TEXTES: FABIEN FEISSLI
PHOTOS: CHRISTIAN BONZON
Juchés sur le toit du bâtiment, les trois hommes se préparent sans un mot. Dans leur dos, le jet d’eau de Genève scintille sous le soleil matinal. Se déplaçant avec aisance malgré le matériel qui pend à leurs baudriers, ils s’entraident pour mettre en position les glissières. Puis chacun prépare les cordes qui serviront à l’assurer, multipliant les nœuds compliqués pour les relier aux anneaux qui sont fichés dans le mur. Chaque corde est doublée pour davantage de sécurité. La concentration est maximale. «Il faut avoir les yeux ouverts dès le matin. Tu n’as pas la possibilité de te tromper, cela peut être très dangereux», explique Andrea Scarponni, responsable de l’équipe de cordistes de la société Acro Bat. Il faut dire que lui et ses deux collègues s’apprêtent à descendre en rappel le long de la façade d’un immeuble administratif genevois de sept étages. Objectif? Nettoyer les 700 vitres de la structure. Au total, il leur faudra plus de deux semaines pour accomplir leur tâche.

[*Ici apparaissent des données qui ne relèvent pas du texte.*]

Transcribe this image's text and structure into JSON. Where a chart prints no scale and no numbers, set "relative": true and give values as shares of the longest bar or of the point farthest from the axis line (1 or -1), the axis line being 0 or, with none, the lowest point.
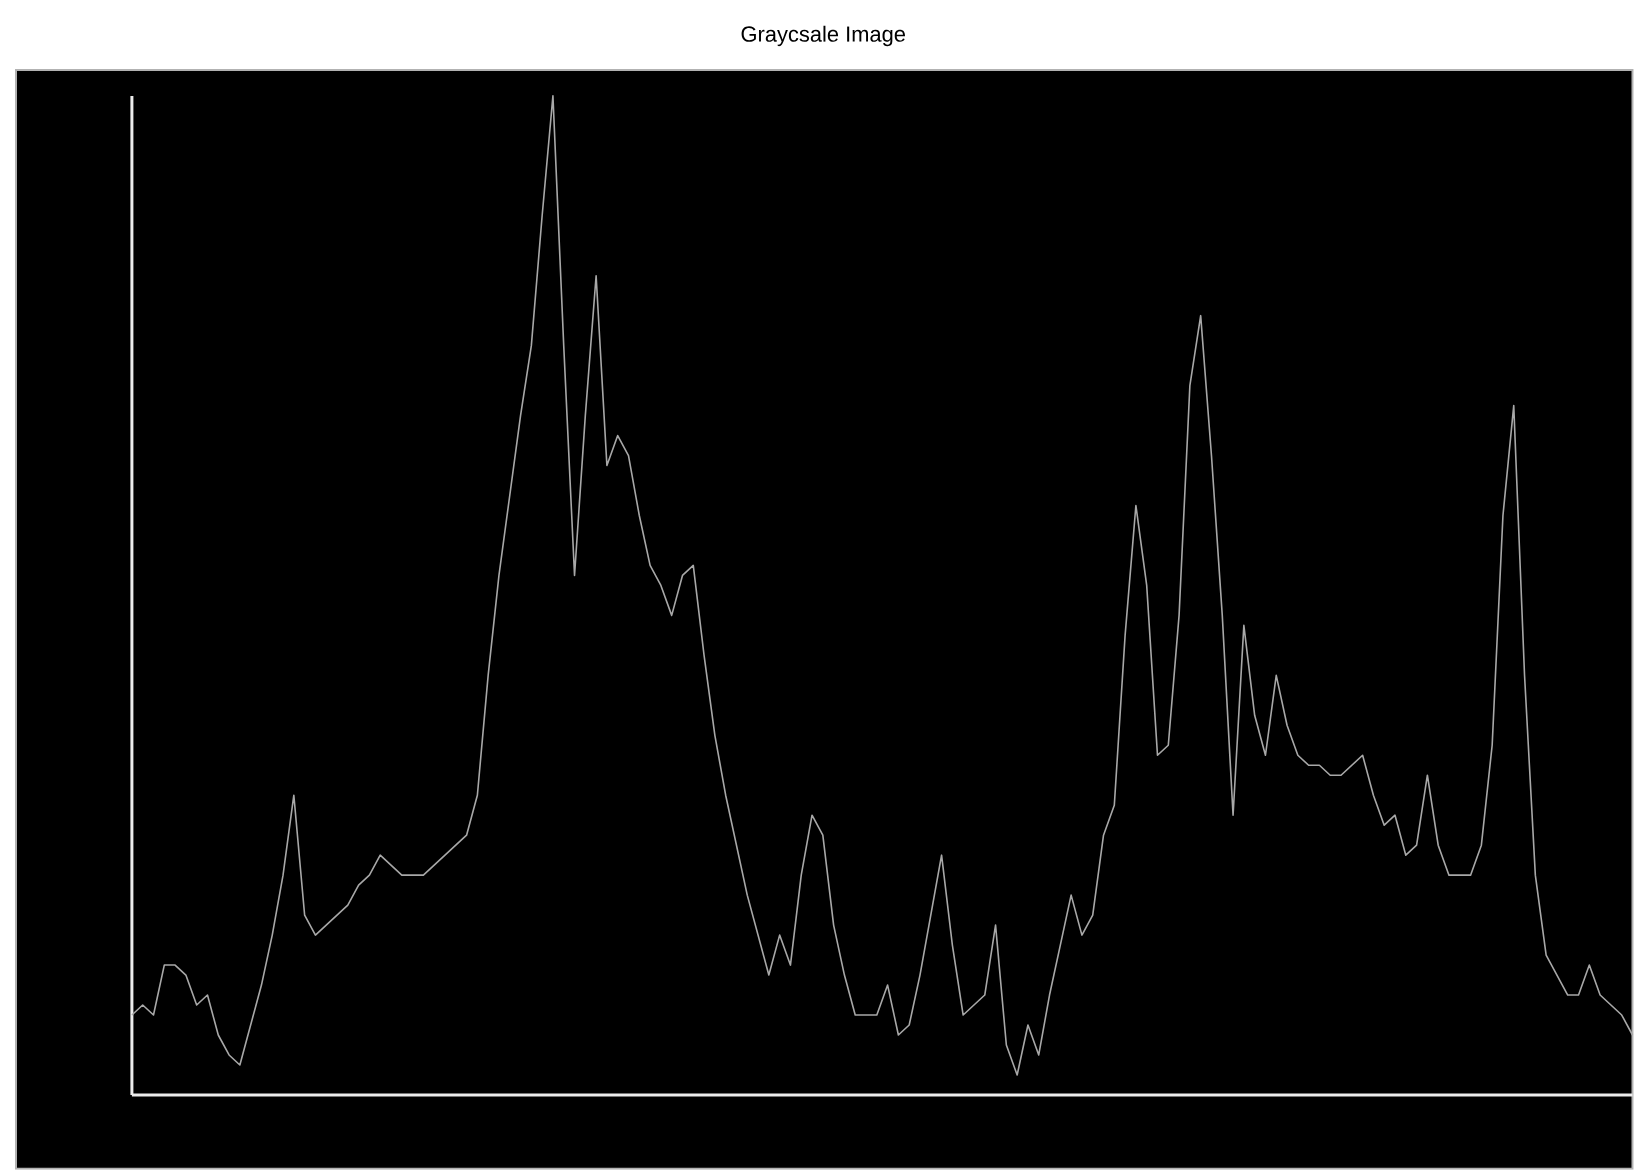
{
  "chart_data": {
    "type": "line",
    "title": "Graycsale Image",
    "relative": true,
    "color": "#a8a8a8",
    "categories": [
      null,
      null,
      null,
      null,
      null,
      null,
      null,
      null,
      null,
      null,
      null,
      null,
      null,
      null,
      null,
      null,
      null,
      null,
      null,
      null,
      null,
      null,
      null,
      null,
      null,
      null,
      null,
      null,
      null,
      null,
      null,
      null,
      null,
      null,
      null,
      null,
      null,
      null,
      null,
      null,
      null,
      null,
      null,
      null,
      null,
      null,
      null,
      null,
      null,
      null,
      null,
      null,
      null,
      null,
      null,
      null,
      null,
      null,
      null,
      null,
      null,
      null,
      null,
      null,
      null,
      null,
      null,
      null,
      null,
      null,
      null,
      null,
      null,
      null,
      null,
      null,
      null,
      null,
      null,
      null,
      null,
      null,
      null,
      null,
      null,
      null,
      null,
      null,
      null,
      null,
      null,
      null,
      null,
      null,
      null,
      null,
      null,
      null,
      null,
      null,
      null,
      null,
      null,
      null,
      null,
      null,
      null,
      null,
      null,
      null,
      null,
      null,
      null,
      null,
      null,
      null,
      null,
      null,
      null,
      null,
      null,
      null,
      null,
      null,
      null,
      null,
      null,
      null,
      null,
      null,
      null,
      null,
      null,
      null,
      null,
      null,
      null,
      null,
      null,
      null
    ],
    "values": [
      0.08,
      0.09,
      0.08,
      0.13,
      0.13,
      0.12,
      0.09,
      0.1,
      0.06,
      0.04,
      0.03,
      0.07,
      0.11,
      0.16,
      0.22,
      0.3,
      0.18,
      0.16,
      0.17,
      0.18,
      0.19,
      0.21,
      0.22,
      0.24,
      0.23,
      0.22,
      0.22,
      0.22,
      0.23,
      0.24,
      0.25,
      0.26,
      0.3,
      0.42,
      0.52,
      0.6,
      0.68,
      0.75,
      0.88,
      1.0,
      0.75,
      0.52,
      0.68,
      0.82,
      0.63,
      0.66,
      0.64,
      0.58,
      0.53,
      0.51,
      0.48,
      0.52,
      0.53,
      0.44,
      0.36,
      0.3,
      0.25,
      0.2,
      0.16,
      0.12,
      0.16,
      0.13,
      0.22,
      0.28,
      0.26,
      0.17,
      0.12,
      0.08,
      0.08,
      0.08,
      0.11,
      0.06,
      0.07,
      0.12,
      0.18,
      0.24,
      0.15,
      0.08,
      0.09,
      0.1,
      0.17,
      0.05,
      0.02,
      0.07,
      0.04,
      0.1,
      0.15,
      0.2,
      0.16,
      0.18,
      0.26,
      0.29,
      0.46,
      0.59,
      0.51,
      0.34,
      0.35,
      0.48,
      0.71,
      0.78,
      0.64,
      0.48,
      0.28,
      0.47,
      0.38,
      0.34,
      0.42,
      0.37,
      0.34,
      0.33,
      0.33,
      0.32,
      0.32,
      0.33,
      0.34,
      0.3,
      0.27,
      0.28,
      0.24,
      0.25,
      0.32,
      0.25,
      0.22,
      0.22,
      0.22,
      0.25,
      0.35,
      0.58,
      0.69,
      0.42,
      0.22,
      0.14,
      0.12,
      0.1,
      0.1,
      0.13,
      0.1,
      0.09,
      0.08,
      0.06
    ]
  }
}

«On s’occupe de nos propres cordes, mais on jette aussi un œil sur ce que font les autres pour vérifier», souligne Jérémie Favre, en enjambant le rebord du toit pour se suspendre dans le vide. Avec souplesse, il attrape le seau qu’il a préalablement rempli d’eau et l’accroche à son baudrier. Lui et ses camarades sont parés, ils se laissent glisser le long de la paroi grâce à leur matériel. «L’adrénaline est présente à chaque descente», confiait, quelques minutes plus tôt, Andrea Scarponni. C’est d’ailleurs l’un des aspects qui a séduit son collègue Vincent Adamiak. «En hauteur, même les choses banales deviennent compliquées. Pour visser une simple planche, tu dois bien réfléchir.»
Sous l’œil des passants, le ballet aérien débute. Les cordistes commencent par utiliser un chiffon pour nettoyer les encadrements et retirer les toiles d’araignées. Ils mouillent ensuite les vitres avec leurs frottoirs avant de passer le racloir de haut en bas. «Le nettoyage de vitres peut paraître rébarbatif, mais quand vous êtes en falaise, vous vous dites que, finalement, les vitres, c’est sympa», assure Jean-Daniel Légeret, fondateur de l’entreprise Acro Bat en 1997. Passionné d’escalade, le Vaudois a débuté dans le domaine un peu par hasard. «L’Auditorium Stravinski cherchait du monde en urgence pour réaliser des travaux sur corde à la fin du Montreux Jazz. J’y suis allé au pied levé», raconte celui qui sortait d’un apprentissage de maçon.
«Ta sécurité ne dépend
que de toi»
«J’ai toujours aimé grimper. Comme je ne voulais pas rester dans un bureau, j’ai décidé de réunir ma passion et mon métier. Mais je pense que je travaillerai au maximum jusqu’à mes 45 ans. Sur un bâtiment comme celui-ci, c’est assez physique. Il faut être en bonne condition et avoir confiance dans tes capacités. Ta sécurité ne dépend que de toi et de tes collègues.»
Andrea Scarponni, 33 ans, responsable de l’équipe et cordiste depuis quatre ans
«La haine des échafaudages»
«À la base, je suis ferblantier. Mais,
à force, j’avais la haine des échafaudages, ils ne sont jamais aux normes, tu te cognes toujours quelque part. Quand j’ai découvert l’escalade, j’ai décidé de joindre les deux domaines. C’est un métier original qui n’est pas donné à tout le monde. Mes parents se sont un peu inquiétés au début, mais, si on fait les choses dans les règles de l’art, il n’y
a pas de soucis.»
Jérémie Favre, 27 ans, cordiste depuis trois ans
«Les premières années,
c’est difficile physiquement»
«J’ai travaillé huit ans dans le monde de la restauration avant de devenir cordiste. J’ai pas mal d’amis qui se sont intéressés à ce métier et j’ai suivi. On a beaucoup moins de pression qu’en cuisine et c’est agréable de travailler dehors. C’est aussi plaisant de se déplacer comme ça, en hauteur. Les premières années c’est difficile physiquement, mais ensuite le corps s’habitue. Au début, mon entourage était un peu surpris, ils avaient l’impression que cela pouvait être dangereux.»
Vincent Adamiak, 28 ans, cordiste depuis cinq ans.